Maggie in White by Sharon Burch
Toner
ISBN: 9781500331788
Published by: CreateSpace Publishing
Published: October 2014
Trade Paperback, 250 pages
Maggie and Allie take a shortcut through the mountains on
their way to a getaway weekend in Southern California, get caught in a blizzard
and slide off the road. Ever resourceful, they leave their car in the ravine
and set out to find help, stumbling upon remote Sanctuary Inn. Happy to find
warmth and shelter to wait out the storm in a beautiful Inn, they discover that
it has everything one could possibly want in a weekend retreat, friendly,
concerned owners, delicious homemade food, a well-stocked library, beautiful
paintings, exercise equipment, a greenhouse for fresh produce, 6 horses, 2
dogs, 2 cats and as the narrator says, “it
reeks of money.” Maggie calls the Inn “never, never land.”
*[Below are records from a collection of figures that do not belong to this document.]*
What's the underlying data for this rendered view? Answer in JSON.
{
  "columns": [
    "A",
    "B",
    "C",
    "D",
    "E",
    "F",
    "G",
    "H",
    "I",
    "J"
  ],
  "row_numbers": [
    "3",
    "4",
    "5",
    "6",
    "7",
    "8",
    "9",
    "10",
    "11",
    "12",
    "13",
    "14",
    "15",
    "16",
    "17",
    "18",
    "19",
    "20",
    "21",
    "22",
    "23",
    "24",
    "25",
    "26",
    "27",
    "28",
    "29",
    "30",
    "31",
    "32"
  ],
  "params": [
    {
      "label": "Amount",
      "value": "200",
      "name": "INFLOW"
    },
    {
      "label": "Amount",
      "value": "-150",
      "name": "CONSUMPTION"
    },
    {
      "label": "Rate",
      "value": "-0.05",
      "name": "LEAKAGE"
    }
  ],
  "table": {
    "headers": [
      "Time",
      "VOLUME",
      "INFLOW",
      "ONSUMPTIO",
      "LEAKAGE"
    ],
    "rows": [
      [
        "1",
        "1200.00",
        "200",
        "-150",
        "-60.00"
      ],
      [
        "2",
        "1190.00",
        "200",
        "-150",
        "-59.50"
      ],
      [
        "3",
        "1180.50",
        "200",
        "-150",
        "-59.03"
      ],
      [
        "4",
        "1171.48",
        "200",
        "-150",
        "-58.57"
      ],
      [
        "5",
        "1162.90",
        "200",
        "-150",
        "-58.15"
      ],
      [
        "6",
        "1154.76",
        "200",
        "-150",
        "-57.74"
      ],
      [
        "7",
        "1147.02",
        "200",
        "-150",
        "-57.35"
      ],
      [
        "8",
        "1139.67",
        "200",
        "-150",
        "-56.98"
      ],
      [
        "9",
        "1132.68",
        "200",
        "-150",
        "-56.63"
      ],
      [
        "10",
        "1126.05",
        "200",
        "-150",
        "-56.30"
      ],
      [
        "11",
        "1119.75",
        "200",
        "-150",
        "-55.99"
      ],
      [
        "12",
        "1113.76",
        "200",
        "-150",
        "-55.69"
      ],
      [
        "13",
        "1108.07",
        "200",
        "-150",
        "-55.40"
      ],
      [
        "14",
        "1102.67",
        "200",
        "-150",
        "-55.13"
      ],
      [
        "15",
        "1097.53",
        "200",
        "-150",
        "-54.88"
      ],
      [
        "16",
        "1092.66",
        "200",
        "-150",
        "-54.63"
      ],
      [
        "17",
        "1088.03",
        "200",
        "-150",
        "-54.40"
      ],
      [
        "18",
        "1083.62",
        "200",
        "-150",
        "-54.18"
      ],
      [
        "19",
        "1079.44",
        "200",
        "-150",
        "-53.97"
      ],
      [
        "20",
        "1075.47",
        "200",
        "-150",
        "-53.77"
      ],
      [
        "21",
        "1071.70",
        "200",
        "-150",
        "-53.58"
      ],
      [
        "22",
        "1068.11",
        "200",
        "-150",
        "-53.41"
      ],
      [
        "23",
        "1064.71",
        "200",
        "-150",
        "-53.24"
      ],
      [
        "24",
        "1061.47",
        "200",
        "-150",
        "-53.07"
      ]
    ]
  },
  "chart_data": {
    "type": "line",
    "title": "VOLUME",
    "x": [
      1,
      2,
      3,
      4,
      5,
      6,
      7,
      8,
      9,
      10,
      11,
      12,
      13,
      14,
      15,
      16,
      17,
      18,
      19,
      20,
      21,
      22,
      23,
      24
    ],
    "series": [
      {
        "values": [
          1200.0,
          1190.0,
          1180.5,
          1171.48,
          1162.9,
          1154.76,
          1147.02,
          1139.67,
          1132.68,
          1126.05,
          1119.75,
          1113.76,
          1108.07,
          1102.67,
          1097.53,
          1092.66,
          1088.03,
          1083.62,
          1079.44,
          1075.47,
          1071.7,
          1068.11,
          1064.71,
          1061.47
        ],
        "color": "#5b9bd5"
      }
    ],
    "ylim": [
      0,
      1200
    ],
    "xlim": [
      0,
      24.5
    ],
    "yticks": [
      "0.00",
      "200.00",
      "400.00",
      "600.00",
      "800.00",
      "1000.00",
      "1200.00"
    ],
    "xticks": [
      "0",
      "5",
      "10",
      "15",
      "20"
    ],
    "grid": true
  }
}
The narration then switches to Paris 1942 where Nils Von
Pfeffer, a curator of art at the Jeu de Palme museum “rescues” 13 valuable pieces
of art that the Nazis deem degenerate and want destroyed. He and his wife narrowly
escape the Nazis, immigrate to America and set up an art gallery with the
stolen artwork. This is the very touching backstory to the novel. The reader
will love the family letters detailing the events.
Back at the Inn, Maggie and Allie meet the handful of seemingly
normal guests; but then dead bodies
begin to appear, one in a horse stall, another in the greenhouse; everyone becomes a suspect and some people
are not who they seem to be. As in all of the previous Maggie books, amateur
sleuthing takes place by Maggie and Allie. Both are getting better at it. Allie
even has the presence of mind to take pictures of the crime scene with her cell
phone!
I loved the description of the horses at the Inn,
particularly the two Arabians, Rafik and Laziz. How wonderful to walk into a
barn and be greeted by horses! “And Allah
took a handful of southerly wind, blew his breath over it, and created the
horse…Thou shall fly without wings, and conquer without any sword. Oh horse” says a Bedouin legend quoted by the author.
Beautiful!
The mystery kept me turning the pages. I was particularly
interested in how the author intertwined the events in Europe during the war
years with the present-day story. Very imaginative, but believable.
This is the author’s most ambitious work and in my
opinion, her best, as she successfully weaves in mystery, murder, art forgery,
Nazi intrigue, romance, adventure on the high seas and the ever-present close
relationship between mother and daughter. And it’s an entirely clean read.
Note: This book is rated C = clean read.
Reviewed by Sandra
Disclosure: Thanks to Sharon Burch Toner for sending me this book for review. I was not compensated in any other way, nor told how to rate or review this product.